И вот, государь мой, живу я у этого вельможи, имя которого называть здесь не отважусь, не могу, а почему — известно тебе, так что не прогневайся. Всякое может случиться с этим посланием, а коли что — не сносить мне моей головы. Скажу только, что и ты об этом пане хорошо наслышан, потому что в Речи Посполитой он занимает высокое место и слово его здесь немало значит. С королём Сигизмундом он беседует почти как равный с равным. Потому что я сам не раз бывал свидетелем их встречи и своими ушами слышал их разговоры. Правда, не всё я понимал в беседе, поскольку употребляют они большей частью латынь, а я сам ещё не совсем её усвоил и в беглом её виде за ней не поспеваю. Но чтобы утверждать то, что утверждаю, — достаточно было бы даже просто видеть лица высоких собеседников.
Сейчас я щеголяю совсем не в том наряде, в котором был представлен моему покровителю в Киеве, но в таком убранстве, в каком принято ходить здесь очень богатым шляхтичам, а не засцянковой шляхте, как говорят здесь о бедных дворянах. Только о своём содержании теперь я забочусь сам.
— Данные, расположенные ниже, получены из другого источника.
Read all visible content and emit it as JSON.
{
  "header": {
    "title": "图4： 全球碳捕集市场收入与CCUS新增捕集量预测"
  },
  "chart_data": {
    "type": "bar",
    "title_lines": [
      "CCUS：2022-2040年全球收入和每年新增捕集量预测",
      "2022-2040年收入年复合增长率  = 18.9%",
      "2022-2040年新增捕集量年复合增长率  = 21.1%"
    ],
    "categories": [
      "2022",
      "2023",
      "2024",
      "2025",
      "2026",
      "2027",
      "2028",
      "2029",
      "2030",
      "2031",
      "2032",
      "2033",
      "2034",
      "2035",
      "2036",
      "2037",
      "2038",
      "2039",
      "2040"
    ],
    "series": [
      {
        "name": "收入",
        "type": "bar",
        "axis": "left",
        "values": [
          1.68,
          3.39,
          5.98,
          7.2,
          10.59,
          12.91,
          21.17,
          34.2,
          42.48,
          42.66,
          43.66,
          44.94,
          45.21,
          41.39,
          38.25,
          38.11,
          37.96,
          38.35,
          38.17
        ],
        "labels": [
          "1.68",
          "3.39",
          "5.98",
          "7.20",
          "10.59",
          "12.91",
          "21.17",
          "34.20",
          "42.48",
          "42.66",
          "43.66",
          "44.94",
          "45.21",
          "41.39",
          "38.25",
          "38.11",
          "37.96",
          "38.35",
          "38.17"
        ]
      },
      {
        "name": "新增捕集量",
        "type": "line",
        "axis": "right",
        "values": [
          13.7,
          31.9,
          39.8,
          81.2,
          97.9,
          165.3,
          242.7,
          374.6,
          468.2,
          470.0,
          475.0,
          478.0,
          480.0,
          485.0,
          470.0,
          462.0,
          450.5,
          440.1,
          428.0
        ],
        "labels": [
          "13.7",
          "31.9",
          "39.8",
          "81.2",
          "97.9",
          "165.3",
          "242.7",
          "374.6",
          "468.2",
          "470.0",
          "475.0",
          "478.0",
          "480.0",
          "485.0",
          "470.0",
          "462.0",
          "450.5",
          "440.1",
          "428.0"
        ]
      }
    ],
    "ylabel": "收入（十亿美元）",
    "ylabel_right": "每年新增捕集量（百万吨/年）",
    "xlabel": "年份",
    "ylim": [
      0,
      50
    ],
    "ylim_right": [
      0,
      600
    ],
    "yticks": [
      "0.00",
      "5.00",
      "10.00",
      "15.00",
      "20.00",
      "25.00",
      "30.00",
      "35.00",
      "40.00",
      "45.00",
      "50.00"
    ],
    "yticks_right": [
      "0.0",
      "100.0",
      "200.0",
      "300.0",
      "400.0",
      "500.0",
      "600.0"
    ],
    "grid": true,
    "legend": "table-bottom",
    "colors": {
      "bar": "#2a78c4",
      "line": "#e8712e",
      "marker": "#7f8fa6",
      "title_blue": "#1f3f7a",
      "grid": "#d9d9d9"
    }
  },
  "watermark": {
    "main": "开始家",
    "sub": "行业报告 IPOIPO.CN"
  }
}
У меня теперь собственные имения, доходов с которых достаточно для моих нужд. Состояние моё к тому же увеличилось недавно после моего участия в войне против крымских татар-нехристей, вторгшихся в пределы Речи Посполитой неподалёку от здешней крепости под названием Каменец. По московскому нашему обычаю, я не стал прятаться за чужие спины и не ударил лицом в грязь. Я смело бросился на врага впереди отряда королевских драгун. И вообще, всё войско под водительством моего пана одержало довольно дельную победу. Правда, она не такая знаменитая, чтобы слава о ней разнеслась по другим государствам, но взяли мы много пленных. А мой пан вообразил себя после неё чуть ли не Александром Македонским, — наверное, и в московских книгах о том эллинском молодчике можно прочитать.
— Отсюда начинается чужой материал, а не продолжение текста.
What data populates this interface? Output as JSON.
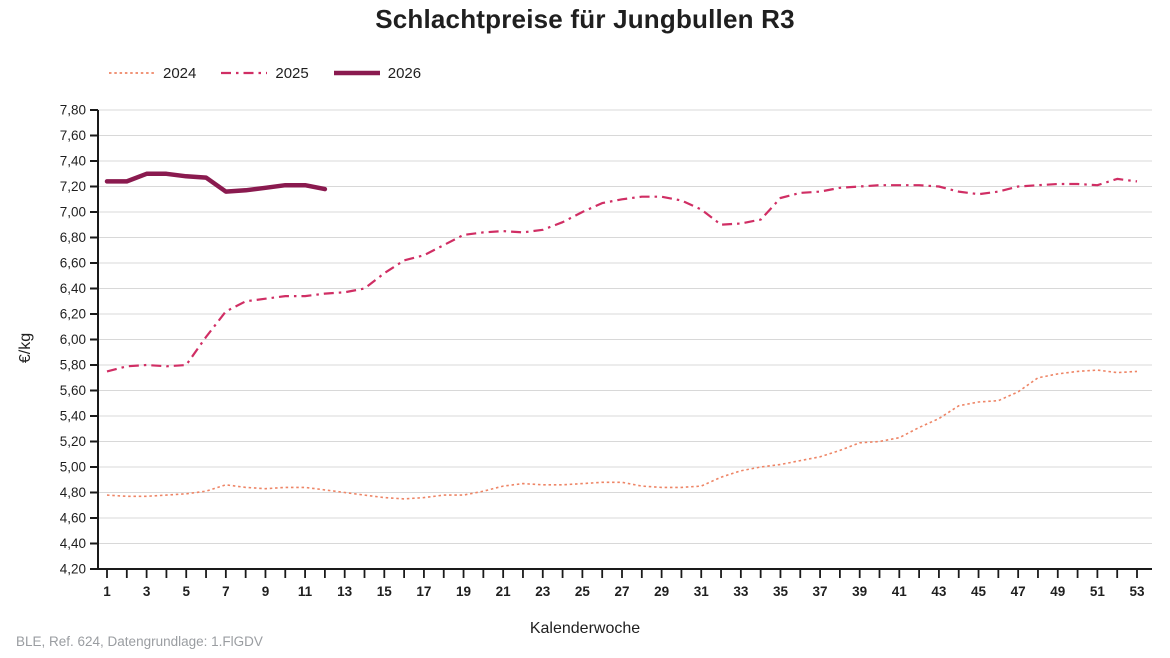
{
  "footer": "BLE, Ref. 624, Datengrundlage: 1.FlGDV",
  "colors": {
    "series_2024": "#EE8566",
    "series_2025": "#D02E64",
    "series_2026": "#8A1A4F",
    "gridline": "#d8d8d8",
    "axis": "#1a1a1a",
    "text": "#1f1f1f",
    "footer_text": "#9a9da1"
  },
  "chart_data": {
    "type": "line",
    "title": "Schlachtpreise für Jungbullen R3",
    "xlabel": "Kalenderwoche",
    "ylabel": "€/kg",
    "ylim": [
      4.2,
      7.8
    ],
    "y_step": 0.2,
    "xlim": [
      1,
      53
    ],
    "grid": "horizontal",
    "legend_position": "top-left",
    "y_tick_labels": [
      "7,80",
      "7,60",
      "7,40",
      "7,20",
      "7,00",
      "6,80",
      "6,60",
      "6,40",
      "6,20",
      "6,00",
      "5,80",
      "5,60",
      "5,40",
      "5,20",
      "5,00",
      "4,80",
      "4,60",
      "4,40",
      "4,20"
    ],
    "x_ticks": [
      1,
      3,
      5,
      7,
      9,
      11,
      13,
      15,
      17,
      19,
      21,
      23,
      25,
      27,
      29,
      31,
      33,
      35,
      37,
      39,
      41,
      43,
      45,
      47,
      49,
      51,
      53
    ],
    "x_tick_labels": [
      "1",
      "3",
      "5",
      "7",
      "9",
      "11",
      "13",
      "15",
      "17",
      "19",
      "21",
      "23",
      "25",
      "27",
      "29",
      "31",
      "33",
      "35",
      "37",
      "39",
      "41",
      "43",
      "45",
      "47",
      "49",
      "51",
      "53"
    ],
    "series": [
      {
        "name": "2024",
        "color": "#EE8566",
        "style": "dotted",
        "stroke_width": 1.6,
        "x_start_week": 1,
        "values": [
          4.78,
          4.77,
          4.77,
          4.78,
          4.79,
          4.81,
          4.86,
          4.84,
          4.83,
          4.84,
          4.84,
          4.82,
          4.8,
          4.78,
          4.76,
          4.75,
          4.76,
          4.78,
          4.78,
          4.81,
          4.85,
          4.87,
          4.86,
          4.86,
          4.87,
          4.88,
          4.88,
          4.85,
          4.84,
          4.84,
          4.85,
          4.92,
          4.97,
          5.0,
          5.02,
          5.05,
          5.08,
          5.13,
          5.19,
          5.2,
          5.23,
          5.31,
          5.38,
          5.48,
          5.51,
          5.52,
          5.59,
          5.7,
          5.73,
          5.75,
          5.76,
          5.74,
          5.75
        ]
      },
      {
        "name": "2025",
        "color": "#D02E64",
        "style": "dashdot",
        "stroke_width": 2.2,
        "x_start_week": 1,
        "values": [
          5.75,
          5.79,
          5.8,
          5.79,
          5.8,
          6.02,
          6.22,
          6.3,
          6.32,
          6.34,
          6.34,
          6.36,
          6.37,
          6.4,
          6.52,
          6.62,
          6.66,
          6.74,
          6.82,
          6.84,
          6.85,
          6.84,
          6.86,
          6.92,
          7.0,
          7.07,
          7.1,
          7.12,
          7.12,
          7.09,
          7.02,
          6.9,
          6.91,
          6.94,
          7.11,
          7.15,
          7.16,
          7.19,
          7.2,
          7.21,
          7.21,
          7.21,
          7.2,
          7.16,
          7.14,
          7.16,
          7.2,
          7.21,
          7.22,
          7.22,
          7.21,
          7.26,
          7.24
        ]
      },
      {
        "name": "2026",
        "color": "#8A1A4F",
        "style": "solid",
        "stroke_width": 4.5,
        "x_start_week": 1,
        "values": [
          7.24,
          7.24,
          7.3,
          7.3,
          7.28,
          7.27,
          7.16,
          7.17,
          7.19,
          7.21,
          7.21,
          7.18
        ]
      }
    ]
  }
}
А сейчас опишу дела в Польше.
Мой теперешний господин до сих пор не может насытить себя расспросами и моими ответами о здоровье нашего царя-батюшки. Потому что здесь постоянно ходят слухи о его болезнях, да продлит Бог его годы до глубокой старости, на благо всем нам. Но не раз даже появлялись здесь уведомления, будто государь наш преставился, будто его убили недруги. А ещё мой теперешний господин мечтает услышать что-то правдивое о появлении царевича Димитрия, который-де избежал смерти в Угличе, остался жив, а вместо него похоронили кого-то иного. И надобно сказать, господин мой Димитрий Иванович, что подобным глупым слухам здесь верят почти все поголовно и что такие слухи здесь рождаются чересчур часто, почти каждый месяц. Иногда они кажутся настолько правдоподобными, что я даже не знаю, как на них возражать, потому что в таких случаях мой господин обращается ко мне с вопросами в первую очередь. Однако человек он умный, и убедить его в чём-то могло бы только что-то очень уж неопровержимое. В глубине души, кажется мне, он уверен, что царевича Димитрия действительно нет в живых, но для того дела, которое не даёт моему пану покоя, совершенно безразлично, явится ли здесь настоящий царевич или же придёт ловкий и богомерзкий обманщик. А дело это — подчинить нашу Русь польскому королю, подчинить нашу веру католической. Потому что здешние паны ни во что ставят веру православных людей в черкасских землях, подвластных им. Они называют её холопской, схизматской. Как будто холопы черкасские веруют не в того же Христа. Такие паны, как мой господин, готовы в любое время, думаю, поддержать ловкого обманщика.